Within its native range Q. robur is valued for its importance to insects and other wildlife. Numerous insects live on the leaves, buds, and in the acorns.

Q. robur supports the highest biodiversity of insect herbivores of any British plant (>400 spp). The acorns form a valuable food resource for several small mammals and some birds, notably Eurasian jays Garrulus glandarius. Jays were overwhelmingly the primary propagators of oaks before humans began planting them commercially (and still remain the principal propagators for wild oaks), because of their habit of taking acorns from the umbra of its parent tree and burying them undamaged elsewhere.

More information

Two individuals of notable longevity are the Stelmužė Oak in Lithuania and the Granit Oak in Bulgaria, which are believed to be more than 1500 years old, possibly making them the oldest oaks in Europe; another specimen, called the ‘Kongeegen’ (‘Kings Oak’), estimated to be about 1200 years old, grows in Jaegerspris, Denmark.

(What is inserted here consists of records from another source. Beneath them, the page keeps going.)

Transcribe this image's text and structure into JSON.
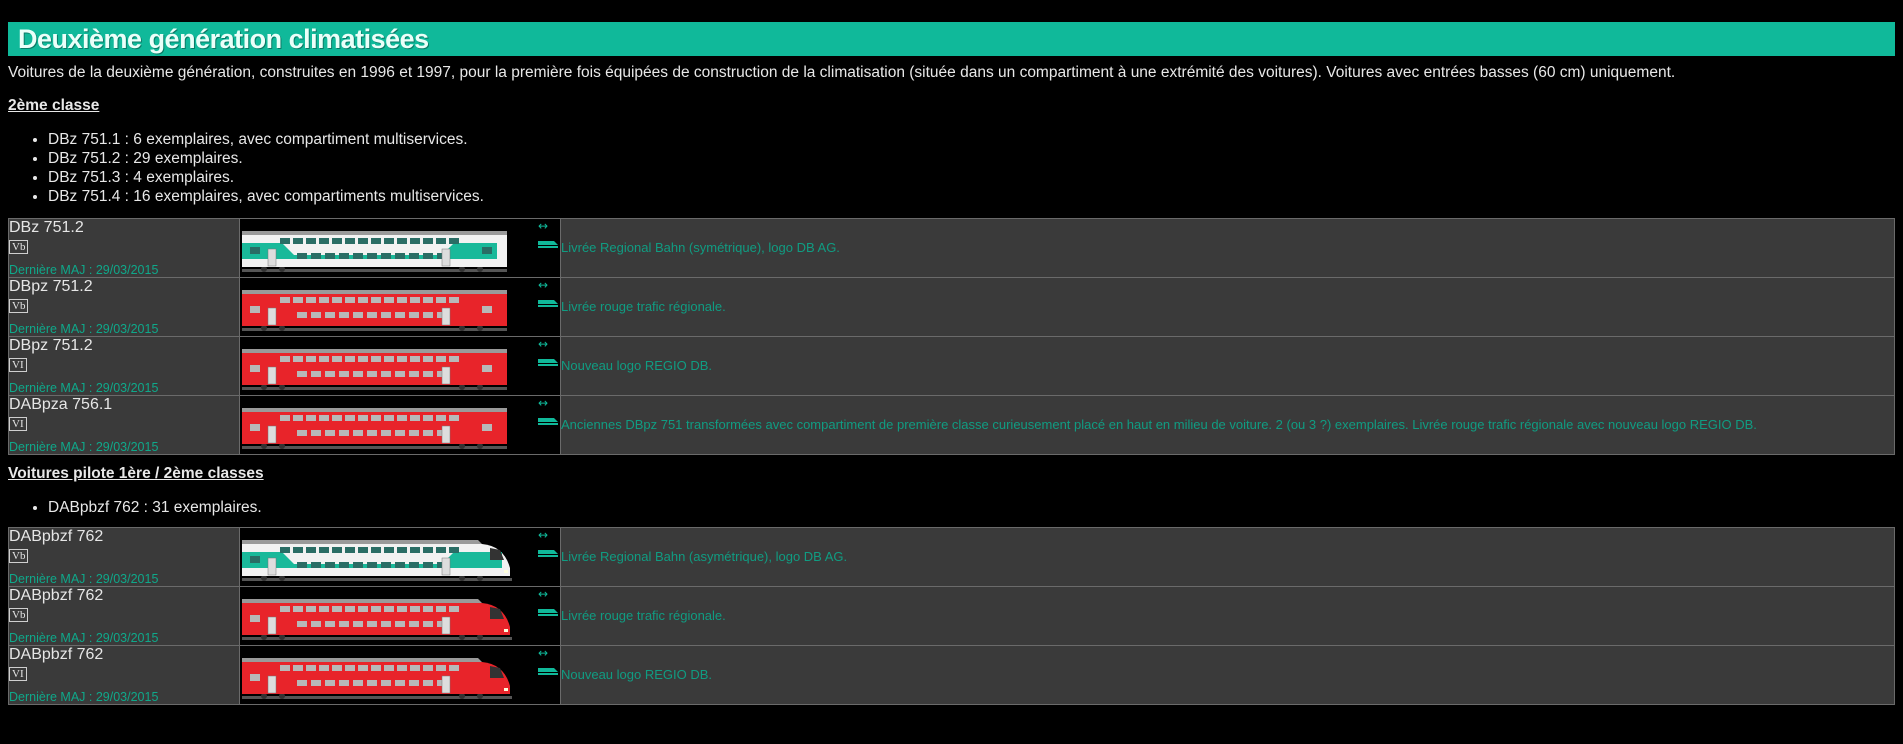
{
  "banner": {
    "title": "Deuxième génération climatisées"
  },
  "intro": "Voitures de la deuxième génération, construites en 1996 et 1997, pour la première fois équipées de construction de la climatisation (située dans un compartiment à une extrémité des voitures). Voitures avec entrées basses (60 cm) uniquement.",
  "section1": {
    "title": "2ème classe",
    "items": [
      "DBz 751.1 : 6 exemplaires, avec compartiment multiservices.",
      "DBz 751.2 : 29 exemplaires.",
      "DBz 751.3 : 4 exemplaires.",
      "DBz 751.4 : 16 exemplaires, avec compartiments multiservices."
    ],
    "rows": [
      {
        "name": "DBz 751.2",
        "epoch": "Vb",
        "maj": "Dernière MAJ : 29/03/2015",
        "desc": "Livrée Regional Bahn (symétrique), logo DB AG.",
        "livery": "green",
        "type": "mid"
      },
      {
        "name": "DBpz 751.2",
        "epoch": "Vb",
        "maj": "Dernière MAJ : 29/03/2015",
        "desc": "Livrée rouge trafic régionale.",
        "livery": "red",
        "type": "mid"
      },
      {
        "name": "DBpz 751.2",
        "epoch": "VI",
        "maj": "Dernière MAJ : 29/03/2015",
        "desc": "Nouveau logo REGIO DB.",
        "livery": "red",
        "type": "mid"
      },
      {
        "name": "DABpza 756.1",
        "epoch": "VI",
        "maj": "Dernière MAJ : 29/03/2015",
        "desc": "Anciennes DBpz 751 transformées avec compartiment de première classe curieusement placé en haut en milieu de voiture. 2 (ou 3 ?) exemplaires. Livrée rouge trafic régionale avec nouveau logo REGIO DB.",
        "livery": "red",
        "type": "mid"
      }
    ]
  },
  "section2": {
    "title": "Voitures pilote 1ère / 2ème classes",
    "items": [
      "DABpbzf 762 : 31 exemplaires."
    ],
    "rows": [
      {
        "name": "DABpbzf 762",
        "epoch": "Vb",
        "maj": "Dernière MAJ : 29/03/2015",
        "desc": "Livrée Regional Bahn (asymétrique), logo DB AG.",
        "livery": "green",
        "type": "cab"
      },
      {
        "name": "DABpbzf 762",
        "epoch": "Vb",
        "maj": "Dernière MAJ : 29/03/2015",
        "desc": "Livrée rouge trafic régionale.",
        "livery": "red",
        "type": "cab"
      },
      {
        "name": "DABpbzf 762",
        "epoch": "VI",
        "maj": "Dernière MAJ : 29/03/2015",
        "desc": "Nouveau logo REGIO DB.",
        "livery": "red",
        "type": "cab"
      }
    ]
  },
  "colors": {
    "accent": "#10b99a",
    "desc_text": "#109c82",
    "red_livery": "#e8242a",
    "green_livery": "#19b99a"
  }
}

Yet another can be found in Kvilleken, Sweden, that is over 1000 years old and 14 metres (46 ft) around. Of maiden (not pollarded) specimens, one of the oldest is the great oak of Ivenack, Germany.

Tree-ring research of this tree and other oaks nearby gives an estimated age of 700 to 800 years. Also the Bowthorpe Oak in Lincolnshire, England is estimated to be 1000 years old, making it the oldest in the UK, although there is Knightwood Oak in the New Forest that is also said to be as old.